Bargeld weg, Freiheit weg!

Von | 3. April 2016

“…..Selbst wenn Unerwünschtes mit Bargeld finanziert wird, so muss man die Frage beantworten: Würde das Unerwünschte ohne Bargeld unterbleiben? Oder würden diejenigen, die das Unerwünschte heute tun, dann künftig zu anderen Mitteln und Wegen greifen, um an ihr Ziel zu gelangen?….” (hier)

5 Gedanken zu „Bargeld weg, Freiheit weg!

  1. astuga

    Ein kurzer, prägnanter Artikel der die eigentlichen Ziele gut herausarbeitet.

    Vielleicht noch zur Kriminalität.
    Kriminelle greifen längst auf Alternativwährungen wie paysafe, Bitcoin oder Litecoin zurück.
    Islamisten ua. auf das islamische Hawala-System.
    https://de.wikipedia.org/wiki/Darknet-Markt

  2. CE___

    Abgesehen vom Thema Bargeld, können flächendeckend durchgesetzte Negativzinsen für die Währung Euro ja nur Kapitalsverkehrskontrollen innerhalb der EU und eine massive Einschränkung der Personen,- und Warenfreizügigkeit nach sich führen.

    Ein jeder mit Grips wird doch für kurzfristige Ausgabenhorizonte sofort in Devisen gehen, Dollar und Franken natürlich, aber auch Forint oder Kronen erscheinen dann relativ gesehen attraktiv.

    Und vor allem in Ostösterreich werden dann die Käufe “über der Grenze” relativ gesehen auch sehr attraktiv. Warum soll man sich seinen Neuwagen nicht in Tschechien oder Ungarn in bar kaufen und nach Ö einführen?

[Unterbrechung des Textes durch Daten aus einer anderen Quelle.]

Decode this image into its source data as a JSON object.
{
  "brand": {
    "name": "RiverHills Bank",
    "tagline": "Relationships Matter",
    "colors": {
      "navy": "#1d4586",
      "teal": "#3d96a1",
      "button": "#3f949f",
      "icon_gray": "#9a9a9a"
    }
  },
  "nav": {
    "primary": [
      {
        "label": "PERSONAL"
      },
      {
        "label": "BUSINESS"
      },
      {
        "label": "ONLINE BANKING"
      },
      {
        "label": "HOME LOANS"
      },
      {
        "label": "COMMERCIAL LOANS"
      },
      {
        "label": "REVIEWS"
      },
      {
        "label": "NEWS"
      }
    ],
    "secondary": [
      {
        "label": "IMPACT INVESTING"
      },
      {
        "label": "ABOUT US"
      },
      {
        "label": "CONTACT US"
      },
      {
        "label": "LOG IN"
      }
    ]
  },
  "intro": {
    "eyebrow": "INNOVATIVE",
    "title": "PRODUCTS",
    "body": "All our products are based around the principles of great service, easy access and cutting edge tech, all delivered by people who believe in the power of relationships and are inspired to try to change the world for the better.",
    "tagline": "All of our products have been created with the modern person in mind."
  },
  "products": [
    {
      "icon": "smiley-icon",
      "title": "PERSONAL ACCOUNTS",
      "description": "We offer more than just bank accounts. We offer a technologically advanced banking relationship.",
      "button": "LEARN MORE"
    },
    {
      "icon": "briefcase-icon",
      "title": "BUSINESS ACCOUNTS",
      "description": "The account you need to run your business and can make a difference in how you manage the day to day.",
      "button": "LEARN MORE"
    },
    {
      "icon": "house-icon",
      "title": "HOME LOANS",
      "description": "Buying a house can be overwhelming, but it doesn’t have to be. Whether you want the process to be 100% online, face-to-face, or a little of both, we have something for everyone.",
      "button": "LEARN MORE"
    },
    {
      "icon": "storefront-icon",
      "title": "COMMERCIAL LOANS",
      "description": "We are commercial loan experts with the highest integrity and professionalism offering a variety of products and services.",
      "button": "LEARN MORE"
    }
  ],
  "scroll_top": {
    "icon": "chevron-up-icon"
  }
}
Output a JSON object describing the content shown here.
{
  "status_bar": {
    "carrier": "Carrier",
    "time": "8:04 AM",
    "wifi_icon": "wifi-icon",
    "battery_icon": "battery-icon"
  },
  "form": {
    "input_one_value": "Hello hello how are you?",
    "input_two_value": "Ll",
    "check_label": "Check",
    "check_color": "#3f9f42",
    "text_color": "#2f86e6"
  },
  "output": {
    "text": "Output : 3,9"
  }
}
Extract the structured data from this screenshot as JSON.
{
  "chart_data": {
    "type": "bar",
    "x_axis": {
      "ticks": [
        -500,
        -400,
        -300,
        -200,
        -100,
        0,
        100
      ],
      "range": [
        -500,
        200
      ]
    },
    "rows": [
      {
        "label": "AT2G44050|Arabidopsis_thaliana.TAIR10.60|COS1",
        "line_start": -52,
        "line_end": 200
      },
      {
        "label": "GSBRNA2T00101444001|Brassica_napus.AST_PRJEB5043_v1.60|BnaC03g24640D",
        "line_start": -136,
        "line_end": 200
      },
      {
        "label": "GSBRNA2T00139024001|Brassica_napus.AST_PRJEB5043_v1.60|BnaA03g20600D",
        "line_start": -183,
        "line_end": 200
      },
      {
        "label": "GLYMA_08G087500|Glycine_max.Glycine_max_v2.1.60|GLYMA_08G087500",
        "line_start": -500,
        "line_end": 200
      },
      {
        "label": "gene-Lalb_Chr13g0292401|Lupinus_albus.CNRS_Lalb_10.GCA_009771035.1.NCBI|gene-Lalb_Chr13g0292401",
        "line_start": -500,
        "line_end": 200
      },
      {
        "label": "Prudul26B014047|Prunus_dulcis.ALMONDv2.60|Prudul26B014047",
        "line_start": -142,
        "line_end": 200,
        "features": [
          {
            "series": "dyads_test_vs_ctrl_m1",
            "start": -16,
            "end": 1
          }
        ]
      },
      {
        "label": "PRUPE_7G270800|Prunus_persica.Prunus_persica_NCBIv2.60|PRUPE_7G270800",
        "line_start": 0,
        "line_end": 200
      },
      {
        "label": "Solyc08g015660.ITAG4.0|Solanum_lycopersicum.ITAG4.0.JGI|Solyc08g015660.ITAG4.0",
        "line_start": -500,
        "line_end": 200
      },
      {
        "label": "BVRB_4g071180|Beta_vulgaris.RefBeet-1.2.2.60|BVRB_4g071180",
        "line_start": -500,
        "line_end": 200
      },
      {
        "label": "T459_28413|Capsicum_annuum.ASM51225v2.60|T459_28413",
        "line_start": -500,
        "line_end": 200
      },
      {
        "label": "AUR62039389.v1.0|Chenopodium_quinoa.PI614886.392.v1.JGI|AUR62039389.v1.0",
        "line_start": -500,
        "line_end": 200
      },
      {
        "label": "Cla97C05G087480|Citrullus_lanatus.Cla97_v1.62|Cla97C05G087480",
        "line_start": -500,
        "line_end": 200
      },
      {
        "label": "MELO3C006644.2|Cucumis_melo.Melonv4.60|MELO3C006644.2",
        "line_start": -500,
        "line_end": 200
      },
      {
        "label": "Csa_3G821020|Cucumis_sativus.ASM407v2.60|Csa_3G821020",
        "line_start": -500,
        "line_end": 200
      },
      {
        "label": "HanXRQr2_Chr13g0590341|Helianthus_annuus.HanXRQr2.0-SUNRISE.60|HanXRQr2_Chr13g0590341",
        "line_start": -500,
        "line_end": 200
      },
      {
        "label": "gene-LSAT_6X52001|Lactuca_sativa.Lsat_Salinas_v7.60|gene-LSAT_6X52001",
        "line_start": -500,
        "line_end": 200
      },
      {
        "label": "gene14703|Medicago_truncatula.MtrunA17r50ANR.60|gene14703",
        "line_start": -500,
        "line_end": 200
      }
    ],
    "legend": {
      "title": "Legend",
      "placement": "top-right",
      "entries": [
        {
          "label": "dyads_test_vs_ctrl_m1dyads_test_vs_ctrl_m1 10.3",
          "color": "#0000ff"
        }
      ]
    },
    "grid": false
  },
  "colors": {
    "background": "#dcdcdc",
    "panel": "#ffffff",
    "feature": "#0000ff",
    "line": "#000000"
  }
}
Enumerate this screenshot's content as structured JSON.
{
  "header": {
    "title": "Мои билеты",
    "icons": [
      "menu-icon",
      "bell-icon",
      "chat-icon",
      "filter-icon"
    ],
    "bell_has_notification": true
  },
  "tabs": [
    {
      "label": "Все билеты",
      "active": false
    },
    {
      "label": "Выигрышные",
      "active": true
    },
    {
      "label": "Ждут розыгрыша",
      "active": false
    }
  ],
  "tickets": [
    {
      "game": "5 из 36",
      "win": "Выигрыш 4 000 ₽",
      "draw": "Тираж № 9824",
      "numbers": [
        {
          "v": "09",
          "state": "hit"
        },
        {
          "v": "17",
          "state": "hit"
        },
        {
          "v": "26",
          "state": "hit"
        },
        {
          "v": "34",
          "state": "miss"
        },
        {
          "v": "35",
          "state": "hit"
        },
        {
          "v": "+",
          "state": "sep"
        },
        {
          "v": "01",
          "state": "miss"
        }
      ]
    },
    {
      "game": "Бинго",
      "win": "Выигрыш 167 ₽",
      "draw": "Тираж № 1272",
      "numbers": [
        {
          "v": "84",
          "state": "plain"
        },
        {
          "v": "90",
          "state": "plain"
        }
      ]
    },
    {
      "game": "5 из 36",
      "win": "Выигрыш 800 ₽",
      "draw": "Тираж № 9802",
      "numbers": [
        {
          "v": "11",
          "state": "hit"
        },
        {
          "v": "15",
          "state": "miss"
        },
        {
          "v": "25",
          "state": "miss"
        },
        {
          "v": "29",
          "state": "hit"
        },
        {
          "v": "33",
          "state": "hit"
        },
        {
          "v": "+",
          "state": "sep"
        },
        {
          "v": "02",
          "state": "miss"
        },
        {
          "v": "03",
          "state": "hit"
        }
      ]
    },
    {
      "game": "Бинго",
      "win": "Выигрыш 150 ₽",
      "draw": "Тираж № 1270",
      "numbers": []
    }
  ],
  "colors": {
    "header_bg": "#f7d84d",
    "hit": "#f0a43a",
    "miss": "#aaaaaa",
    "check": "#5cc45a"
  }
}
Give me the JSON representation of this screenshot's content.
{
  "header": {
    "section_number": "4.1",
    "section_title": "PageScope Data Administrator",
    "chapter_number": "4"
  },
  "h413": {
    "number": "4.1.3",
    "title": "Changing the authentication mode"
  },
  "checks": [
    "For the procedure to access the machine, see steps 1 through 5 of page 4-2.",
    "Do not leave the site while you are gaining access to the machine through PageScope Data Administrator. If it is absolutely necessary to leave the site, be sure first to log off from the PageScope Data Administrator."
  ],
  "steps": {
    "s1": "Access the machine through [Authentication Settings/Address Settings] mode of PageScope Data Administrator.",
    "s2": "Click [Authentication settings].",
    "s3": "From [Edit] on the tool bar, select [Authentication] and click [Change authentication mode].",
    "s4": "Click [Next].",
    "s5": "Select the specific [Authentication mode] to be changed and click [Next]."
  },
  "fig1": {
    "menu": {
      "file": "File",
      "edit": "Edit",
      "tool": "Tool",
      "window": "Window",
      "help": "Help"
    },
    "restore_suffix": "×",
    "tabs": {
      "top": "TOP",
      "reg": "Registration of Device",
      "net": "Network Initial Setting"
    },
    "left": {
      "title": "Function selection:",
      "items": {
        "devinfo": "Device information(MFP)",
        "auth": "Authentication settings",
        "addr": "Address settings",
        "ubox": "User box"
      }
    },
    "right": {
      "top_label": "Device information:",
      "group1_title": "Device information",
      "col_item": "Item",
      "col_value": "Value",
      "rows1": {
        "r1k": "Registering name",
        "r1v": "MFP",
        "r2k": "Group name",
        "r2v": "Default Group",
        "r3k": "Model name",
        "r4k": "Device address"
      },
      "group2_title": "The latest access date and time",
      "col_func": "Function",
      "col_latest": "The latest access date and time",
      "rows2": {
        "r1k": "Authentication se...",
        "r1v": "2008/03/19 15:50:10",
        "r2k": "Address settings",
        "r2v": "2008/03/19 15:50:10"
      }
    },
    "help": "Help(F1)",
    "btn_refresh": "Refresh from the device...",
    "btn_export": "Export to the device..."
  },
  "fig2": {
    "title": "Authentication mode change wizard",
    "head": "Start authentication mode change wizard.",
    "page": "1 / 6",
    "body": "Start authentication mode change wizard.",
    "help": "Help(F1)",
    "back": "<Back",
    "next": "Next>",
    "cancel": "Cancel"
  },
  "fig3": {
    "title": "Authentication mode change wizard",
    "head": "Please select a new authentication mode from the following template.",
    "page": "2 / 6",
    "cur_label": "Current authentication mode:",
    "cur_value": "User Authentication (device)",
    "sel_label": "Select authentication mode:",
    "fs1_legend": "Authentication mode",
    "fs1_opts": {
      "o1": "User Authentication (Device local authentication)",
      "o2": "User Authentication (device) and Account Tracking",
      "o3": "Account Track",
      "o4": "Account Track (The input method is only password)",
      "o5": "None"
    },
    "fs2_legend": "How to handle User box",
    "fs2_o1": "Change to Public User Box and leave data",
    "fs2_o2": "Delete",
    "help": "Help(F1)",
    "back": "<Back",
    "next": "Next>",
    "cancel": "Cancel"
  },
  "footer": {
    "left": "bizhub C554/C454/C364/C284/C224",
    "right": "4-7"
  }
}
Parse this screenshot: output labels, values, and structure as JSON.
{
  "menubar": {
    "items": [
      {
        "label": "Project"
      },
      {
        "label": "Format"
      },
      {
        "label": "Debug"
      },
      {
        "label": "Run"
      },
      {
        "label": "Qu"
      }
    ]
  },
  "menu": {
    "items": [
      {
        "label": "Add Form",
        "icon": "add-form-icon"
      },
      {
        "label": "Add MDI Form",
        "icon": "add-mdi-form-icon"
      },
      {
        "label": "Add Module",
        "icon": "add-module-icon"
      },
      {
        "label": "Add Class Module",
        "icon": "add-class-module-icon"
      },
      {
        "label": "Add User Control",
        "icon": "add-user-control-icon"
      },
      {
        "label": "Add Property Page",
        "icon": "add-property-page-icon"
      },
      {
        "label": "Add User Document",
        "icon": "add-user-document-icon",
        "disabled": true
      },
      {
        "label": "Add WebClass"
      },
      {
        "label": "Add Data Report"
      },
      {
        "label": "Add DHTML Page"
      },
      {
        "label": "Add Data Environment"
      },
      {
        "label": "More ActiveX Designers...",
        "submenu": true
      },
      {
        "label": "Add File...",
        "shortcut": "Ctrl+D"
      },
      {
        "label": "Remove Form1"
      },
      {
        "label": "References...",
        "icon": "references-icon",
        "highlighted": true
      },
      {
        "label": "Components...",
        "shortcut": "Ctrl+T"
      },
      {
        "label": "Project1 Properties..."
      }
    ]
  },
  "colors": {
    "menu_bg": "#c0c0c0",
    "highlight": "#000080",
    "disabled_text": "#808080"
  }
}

    Japan, obwohl ein Inselstaat, wo die Leute wirklich nirgendwohin ausweichen können, hat ja dieses Experiment auch schnell wieder beendet, wenn man den Nachrichten von dort trauen darf.

  3. Christian Peter

    Zu Zwecken der Kriminalitätsbekämpfung müsste eine Bargeldverbot weltweit durchgesetzt werden – das ist völlig unrealistisch, Kriminelle werden einfach auf andere Währungen ausweichen, solange es irgendwo Banknoten gibt. Oder auf Drogen als Zahlungsmittel ausweichen – auch heute gelten Drogen an vielen Orten als harte Währung.

  4. astuga

    Nachtrag.
    Und Geldwäsche wird längst im großen Stil international über Sportwetten betrieben.
    Und auch hier oftmals bargeldlos und online.
    Wobei vieles über Asien läuft.

  5. gms

    CE___,

    “Und vor allem in Ostösterreich werden dann die Käufe „über der Grenze“ relativ gesehen auch sehr attraktiv. Warum soll man sich seinen Neuwagen nicht in Tschechien oder Ungarn in bar kaufen und nach Ö einführen?”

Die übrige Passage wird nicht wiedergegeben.